We took leave of the worthy friar, having been much interested with his long conversation, as well as with what he had shown us, and we fully concurred with him in the hope that we might meet again at some future period. He allowed us to cut several branches off a very beautiful palm tree, which has adorned the garden of the convent since its foundation, and pressed us to carry away certain Souveniers of our visit.

Saturday, May 3. Our morning was occupied in making purchases of bournouses and other articles for our friends in England, at the shop of Mustapha, in the Place Royal, a very respectable and honest Moor, with whom most foreigners transact business. From the experience which we have since had of the durability and excellence of his merchandize, we strongly recommend all Algerian travellers to visit his bazaar. I was much amused at his great family pride; as he informed me that his ancestors had been originally natives of Morocco, and had emigrated from that country three centuries ago, establishing themselves at Algiers. Hearing this, I asked him whether the emigration took place at the time when the celebrated Hassam ruled over Algiers. He seemed much astounded at my question, but answered, “I am a descendant of that famous chieftain."
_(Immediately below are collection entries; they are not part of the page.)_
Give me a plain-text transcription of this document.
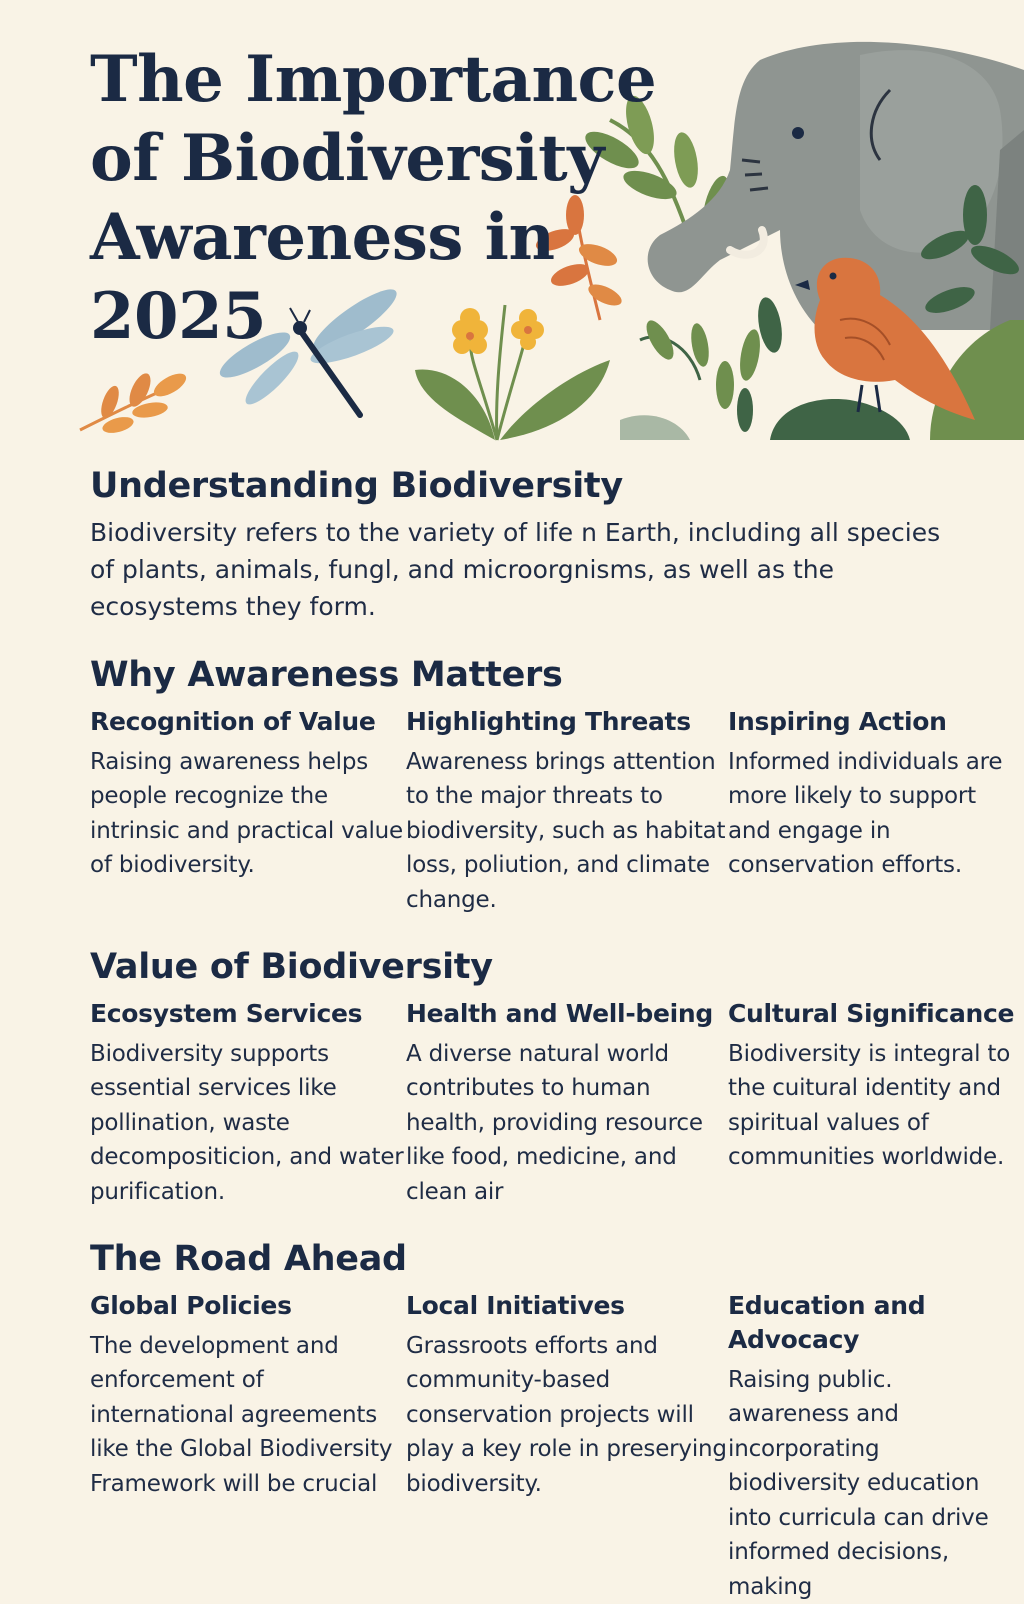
The Importance of Biodiversity Awareness in 2025
Understanding Biodiversity

Biodiversity refers to the variety of life n Earth, including all species of plants, animals, fungl, and microorgnisms, as well as the ecosystems they form.

Why Awareness Matters
Recognition of Value

Raising awareness helps people recognize the intrinsic and practical value of biodiversity.

Highlighting Threats

Awareness brings attention to the major threats to biodiversity, such as habitat loss, poliution, and climate change.

Inspiring Action

Informed individuals are more likely to support and engage in conservation efforts.

Value of Biodiversity
Ecosystem Services

Biodiversity supports essential services like pollination, waste decompositicion, and water purification.

Health and Well-being

A diverse natural world contributes to human health, providing resource like food, medicine, and clean air

Cultural Significance

Biodiversity is integral to the cuitural identity and spiritual values of communities worldwide.

The Road Ahead
Global Policies

The development and enforcement of international agreements like the Global Biodiversity Framework will be crucial

Local Initiatives

Grassroots efforts and community-based conservation projects will play a key role in preserying biodiversity.

Education and Advocacy

Raising public. awareness and incorporating biodiversity education into curricula can drive informed decisions, making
The contents of Mustapha's shop may be taken as a fair sample of native Algerian manufacture. They consisted of specimens of terra cotta ornaments, painted in very bright colours; basket-work made from the leaves of the palm; pipes of all shapes and descriptions, from the hard and inlaid Berber bowl to the ordinary reddish clay of the desert; jewellery of native taste and pattern; stools and

tables, inlaid with mother-o'-pearl, and precious metals; bournouses, of camels' hair and silk fabric, together with embroidery in gold, silver, and leather.
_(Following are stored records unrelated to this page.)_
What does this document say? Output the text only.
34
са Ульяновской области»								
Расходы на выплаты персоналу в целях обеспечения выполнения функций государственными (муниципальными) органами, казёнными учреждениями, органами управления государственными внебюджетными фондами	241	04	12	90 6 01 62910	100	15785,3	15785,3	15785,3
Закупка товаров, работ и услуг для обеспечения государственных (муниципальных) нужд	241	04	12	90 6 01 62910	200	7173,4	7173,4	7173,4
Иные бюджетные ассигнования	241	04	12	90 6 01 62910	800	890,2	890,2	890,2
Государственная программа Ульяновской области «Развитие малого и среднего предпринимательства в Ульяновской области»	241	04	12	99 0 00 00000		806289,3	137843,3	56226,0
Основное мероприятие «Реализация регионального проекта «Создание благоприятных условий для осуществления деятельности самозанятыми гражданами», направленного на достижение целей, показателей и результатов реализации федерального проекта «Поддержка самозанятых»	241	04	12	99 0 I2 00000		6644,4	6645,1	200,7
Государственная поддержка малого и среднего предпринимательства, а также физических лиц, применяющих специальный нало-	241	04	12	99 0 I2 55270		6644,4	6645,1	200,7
In the afternoon, we paid another visit to the Cadi's Court, and heard our friend, the barrister, plead in a curious case of conjugal difference. The injured lady, who conducted her own cause with considerable violence of action and volubility of tongue, attempted by artifices and copious tears to sway the decision of the Court. She was muffled up in the usual Eastern costume-her eyes being the only visible parts of her face-and was protected from the supposed contamination of the male sex by a screen of open woodwork, behind which she raved and screamed at her offending husband. He, poor man, occupied a prominent position in the centre of the Court, and seemed quite crest-fallen under the flood of vituperation which was poured on him by his amiable wife. Now and then a smile passed across his sun-burnt and noble features, as his passionate spouse recounted, in the most glowing language, the story of her ill-requited love. The whole charge against this Moorish Lothario consisted in his frequent absence from home, and the attentions he was in the habit of bestowing on some of the dark-eyed neighbours-daughters of Israel. The reply of our friend completely won the favour of the Court; as he calmly described the want of feeling in the wife, the terrible vengeance of a jealous woman, and the unceasing persecution to which his client had been exposed. The Cadi at once pronounced for a divorce, without damages; and by a single dash of his pen separated the parties for ever.
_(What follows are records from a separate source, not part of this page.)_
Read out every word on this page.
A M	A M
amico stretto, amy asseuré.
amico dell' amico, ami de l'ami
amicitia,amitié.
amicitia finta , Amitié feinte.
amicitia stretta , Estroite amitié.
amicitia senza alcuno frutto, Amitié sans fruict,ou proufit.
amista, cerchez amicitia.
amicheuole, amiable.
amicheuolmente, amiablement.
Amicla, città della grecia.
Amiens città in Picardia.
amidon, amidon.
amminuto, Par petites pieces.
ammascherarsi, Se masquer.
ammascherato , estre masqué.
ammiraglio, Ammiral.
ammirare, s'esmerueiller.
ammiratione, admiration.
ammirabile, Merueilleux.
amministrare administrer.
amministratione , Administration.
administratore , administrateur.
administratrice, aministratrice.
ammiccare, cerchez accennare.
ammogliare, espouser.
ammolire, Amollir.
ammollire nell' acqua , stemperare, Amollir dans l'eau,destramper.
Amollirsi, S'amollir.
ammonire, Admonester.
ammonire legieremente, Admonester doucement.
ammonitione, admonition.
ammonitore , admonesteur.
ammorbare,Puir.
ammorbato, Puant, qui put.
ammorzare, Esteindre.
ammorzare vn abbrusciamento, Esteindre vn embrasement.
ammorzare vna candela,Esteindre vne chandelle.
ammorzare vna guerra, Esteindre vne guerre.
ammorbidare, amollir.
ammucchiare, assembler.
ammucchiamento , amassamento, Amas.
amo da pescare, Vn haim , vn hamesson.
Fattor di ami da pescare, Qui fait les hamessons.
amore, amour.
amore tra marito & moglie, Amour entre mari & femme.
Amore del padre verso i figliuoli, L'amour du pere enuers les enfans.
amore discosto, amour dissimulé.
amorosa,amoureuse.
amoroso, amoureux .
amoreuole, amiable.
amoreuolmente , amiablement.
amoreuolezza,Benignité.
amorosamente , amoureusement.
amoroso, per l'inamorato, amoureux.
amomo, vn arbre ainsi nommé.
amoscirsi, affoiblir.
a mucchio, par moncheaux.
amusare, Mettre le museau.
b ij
The afternoon was idled away among the very shady and agreeable gardens of the Condamnes Militaires, or, as they have been more recently termed, Les Jardins Marengo. They are situated outside the Bab-el-oued gate, facing the Champ de Mars, and are terraced on the aclivity of the Casbah Hill. Here the children of the colonists are accustomed to assemble during the heat of the day, and to follow the example of their little compatriots of the Tuilleries, who usually, during the cool evenings of a Paris summer, turn out with their governants, to enjoy the sports and gambles of youth. The garden, as its name implies, is the work of those who have been condemned for their crimes to "traveaux forcés." The judicious ar rangement of European floriculture, with the palm, bannana, and varieties of cactus, the peculiar and indeginous products of the country, makes this a charming locality. The Doctor described most graphically the picturesque appearance of the surrounding objects, and gave me an excellent idea of the shape and size of the Marabout of Sid Labd-el-Rahman el Talebi, with its Moorish minaret, and domed roof, which occupies one angle of this garden. Whilst

my companions smoked their cigars and looked at the prospect, I derived much enjoyment in sipping iced sherbet, listening to the prattle of children, and breathing the fresh zephyr which was gently rising from the sea. It is amongst the beautiful retreats of the Algerian gardens that invalids derive so much pleasure, and pick up new health and strength. The climate is most temperate during the winter months; the thermometer scarcely ever falling lower than 65 to 70 of Farht. I was informed that during the past Christmas the thermometer had ranged as high as 80 for more than a week; that from the end of October to the beginning of May, the climate was superb; though, after that period, the excessive heats of summer commenced, when it was not unusual for the temperature to advance from 110 to 130 and 140 of Farht. During my stay in the town of Algiers, the range of the thermometer was never higher than 84, nor below 72-in fact, glorious summer weather, with a bright sky and a never-failing afternoon breeze.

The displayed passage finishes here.